Private equity-backed Solis Mammography saw earnings jump 25% last year, up to $54M
Solis Mammography saw its earnings (before interest, taxes, depreciation and amortization) jump 25% in 2022, up to $54 million. But the private equity-backed imaging player still faces ongoing risk, given its debt-supported growth strategy, Fitch Ratings said Friday.
Based in Addison, Texas, Solis is the largest independent provider of mammograms in the U.S. with 100 centers specializing in 3D breast imaging. The company is “distinguished” by a largely female staff at its centers and breast-dedicated subspecialty radiologist partners, Fitch noted.
Solis Mammography benefits from the “modest but stable” pricing of its exams, “robust” insurance coverage and a “clear value proposition.” However, the company’s growth plans may pose challenges in the future, experts noted.
“[Private equity]-backed expansion strategies invariably entail execution and integration risks, and Solis is clearly pursuing aggressive expansion, investing about $250 million to add about 50 centers since 2016 through year-end 2022,” analyst Patrick Finnegan and colleagues wrote Oct. 13.
The company’s saw its debts climb to 16.7 times adjusted earnings at the end of 2020. But the number fell to 11x in 2021, and 8.7x by the end of last year. Fitch expects Solis Mammography’s obligations to remain around 7 times its adjusted earnings this year, but volume growth, rate increases and new investments should fuel 15% compound annual growth rate in earnings into 2026.
About 70% of the company’s centers are operated through joint ventures with large hospital systems. And Solis may lack diversification, “given its narrow focus on breast imaging, potentially increasing the volatility of its financial results.” About half of joint venture revenues come through a partnership with for-profit industry giant HCA Healthcare, the nation’s largest hospital system.
“Fitch views favorably the business and financial aspects of the JVs, especially with hospital systems focused on capturing demand shifting to outpatient settings,” the analysis noted. “The JV model aligns hospital systems and Solis’ interests and generates growth opportunities for Solis as its partners expand in existing markets and new markets alike. While the company's JV structure should help spread the risk of expansion investments, it adversely adds accounting complexity, obscures peer comparison, and reduces the predictability of recovery in default.”

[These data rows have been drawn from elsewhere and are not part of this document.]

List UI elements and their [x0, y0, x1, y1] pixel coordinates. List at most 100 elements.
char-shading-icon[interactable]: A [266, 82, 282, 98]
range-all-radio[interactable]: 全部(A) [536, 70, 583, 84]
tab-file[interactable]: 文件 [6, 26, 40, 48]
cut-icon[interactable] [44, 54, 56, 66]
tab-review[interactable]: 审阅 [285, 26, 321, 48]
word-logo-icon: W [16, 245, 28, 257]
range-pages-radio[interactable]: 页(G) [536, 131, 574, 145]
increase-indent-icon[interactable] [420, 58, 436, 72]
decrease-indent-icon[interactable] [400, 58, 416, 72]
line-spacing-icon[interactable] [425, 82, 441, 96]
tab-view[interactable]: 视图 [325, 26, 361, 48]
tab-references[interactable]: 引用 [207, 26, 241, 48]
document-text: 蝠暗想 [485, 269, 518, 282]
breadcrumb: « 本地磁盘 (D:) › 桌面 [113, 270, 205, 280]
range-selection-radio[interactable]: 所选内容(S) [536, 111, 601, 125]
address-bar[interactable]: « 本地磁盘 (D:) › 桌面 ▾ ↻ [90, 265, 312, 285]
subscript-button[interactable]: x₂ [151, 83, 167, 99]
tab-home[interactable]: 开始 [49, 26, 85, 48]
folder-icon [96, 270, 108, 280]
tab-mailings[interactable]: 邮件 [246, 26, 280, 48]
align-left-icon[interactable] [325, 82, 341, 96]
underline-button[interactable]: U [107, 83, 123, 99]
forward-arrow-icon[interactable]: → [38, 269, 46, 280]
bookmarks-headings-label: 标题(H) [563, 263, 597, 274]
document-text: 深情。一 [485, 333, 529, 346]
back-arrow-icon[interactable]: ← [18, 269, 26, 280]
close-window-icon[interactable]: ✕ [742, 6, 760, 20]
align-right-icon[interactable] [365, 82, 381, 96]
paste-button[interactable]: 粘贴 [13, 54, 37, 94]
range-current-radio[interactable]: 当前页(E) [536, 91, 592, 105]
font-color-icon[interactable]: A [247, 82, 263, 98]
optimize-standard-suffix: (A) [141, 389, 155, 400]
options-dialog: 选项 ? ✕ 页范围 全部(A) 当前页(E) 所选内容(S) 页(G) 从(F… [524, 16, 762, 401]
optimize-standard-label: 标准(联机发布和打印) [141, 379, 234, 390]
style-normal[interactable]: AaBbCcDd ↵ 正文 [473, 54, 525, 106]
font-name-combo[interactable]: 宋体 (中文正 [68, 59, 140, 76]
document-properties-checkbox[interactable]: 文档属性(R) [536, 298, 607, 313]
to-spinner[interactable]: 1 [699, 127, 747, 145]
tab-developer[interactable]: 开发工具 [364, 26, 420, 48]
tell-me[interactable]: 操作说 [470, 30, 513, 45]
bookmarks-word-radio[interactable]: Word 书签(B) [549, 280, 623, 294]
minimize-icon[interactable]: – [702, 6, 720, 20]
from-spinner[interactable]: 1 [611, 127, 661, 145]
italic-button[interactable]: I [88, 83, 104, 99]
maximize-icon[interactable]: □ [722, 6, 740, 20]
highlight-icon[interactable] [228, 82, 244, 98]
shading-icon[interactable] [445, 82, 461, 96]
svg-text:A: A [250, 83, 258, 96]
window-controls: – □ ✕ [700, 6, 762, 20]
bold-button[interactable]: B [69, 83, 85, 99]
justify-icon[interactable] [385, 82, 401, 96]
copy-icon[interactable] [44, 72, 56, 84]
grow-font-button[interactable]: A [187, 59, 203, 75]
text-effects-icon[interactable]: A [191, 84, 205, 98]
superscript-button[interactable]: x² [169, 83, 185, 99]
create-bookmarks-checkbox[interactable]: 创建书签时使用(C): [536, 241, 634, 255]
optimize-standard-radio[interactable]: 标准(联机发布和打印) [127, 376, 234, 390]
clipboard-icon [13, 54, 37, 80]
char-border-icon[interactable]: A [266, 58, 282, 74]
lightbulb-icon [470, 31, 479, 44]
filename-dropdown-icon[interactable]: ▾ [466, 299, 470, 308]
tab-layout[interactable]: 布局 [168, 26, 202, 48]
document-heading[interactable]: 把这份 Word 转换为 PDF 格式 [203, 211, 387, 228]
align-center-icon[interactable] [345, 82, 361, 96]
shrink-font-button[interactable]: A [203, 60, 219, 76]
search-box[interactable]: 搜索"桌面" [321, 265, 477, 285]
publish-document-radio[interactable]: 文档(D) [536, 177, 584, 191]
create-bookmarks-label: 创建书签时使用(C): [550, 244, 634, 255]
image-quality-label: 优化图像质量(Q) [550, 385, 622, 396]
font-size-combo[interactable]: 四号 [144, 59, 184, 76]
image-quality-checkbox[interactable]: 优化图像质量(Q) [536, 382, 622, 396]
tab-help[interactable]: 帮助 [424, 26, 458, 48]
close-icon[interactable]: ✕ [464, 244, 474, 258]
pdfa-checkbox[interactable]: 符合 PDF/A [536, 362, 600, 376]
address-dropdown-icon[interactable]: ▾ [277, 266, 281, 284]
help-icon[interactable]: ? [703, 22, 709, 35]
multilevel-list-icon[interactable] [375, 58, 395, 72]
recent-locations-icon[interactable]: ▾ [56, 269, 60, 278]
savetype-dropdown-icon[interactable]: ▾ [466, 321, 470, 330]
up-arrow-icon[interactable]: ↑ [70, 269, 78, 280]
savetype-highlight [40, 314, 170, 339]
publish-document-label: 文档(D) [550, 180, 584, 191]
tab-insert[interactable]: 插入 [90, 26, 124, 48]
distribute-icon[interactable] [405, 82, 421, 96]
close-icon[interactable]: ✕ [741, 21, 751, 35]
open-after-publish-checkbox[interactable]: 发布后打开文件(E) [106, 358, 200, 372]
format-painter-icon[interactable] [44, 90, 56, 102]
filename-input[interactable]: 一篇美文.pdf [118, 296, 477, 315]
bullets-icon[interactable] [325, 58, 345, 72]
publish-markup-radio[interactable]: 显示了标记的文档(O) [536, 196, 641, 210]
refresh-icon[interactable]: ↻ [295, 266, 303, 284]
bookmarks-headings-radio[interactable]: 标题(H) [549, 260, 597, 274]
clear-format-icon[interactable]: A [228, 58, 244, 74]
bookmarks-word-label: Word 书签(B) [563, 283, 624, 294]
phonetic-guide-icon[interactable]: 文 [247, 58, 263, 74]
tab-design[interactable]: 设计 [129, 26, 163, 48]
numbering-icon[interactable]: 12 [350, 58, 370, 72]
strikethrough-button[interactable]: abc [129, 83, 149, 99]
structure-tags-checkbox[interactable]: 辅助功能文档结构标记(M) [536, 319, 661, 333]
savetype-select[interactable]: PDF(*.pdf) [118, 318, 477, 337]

Fitch assigned a “B-” long-term issuer rating to SM Wellness Holdings and its subsidiaries, WDT Acquisition Corp. and WRA Management, collectively doing business as Solis Mammography. This indicates that “material credit risk is present,” according to the ratings agency. Meanwhile, its term loans coming due in 2028 were tagged with a “CCC” rating, denoting “substantial credit risk,” with low margin for safety and default a “real possibility.”
“While Fitch recognizes Solis’ leading position in mammography and imaging services and its favorable position in partnering with leading hospital systems in attractive urban markets, the 'B-' [long-term issuer default rating] also reflects risk factors including exposure to its largest hospital system JV partner (HCA), a narrow business focus, significant geographic concentration, and Fitch’s expectation that Solis is likely to sustain elevated leverage while transitioning to positive [free cash flow] amid its ongoing expansion,” the analysis noted.
Radiology Business has reached out to Solis Mammography for comment on the ratings action and will update this story with their response.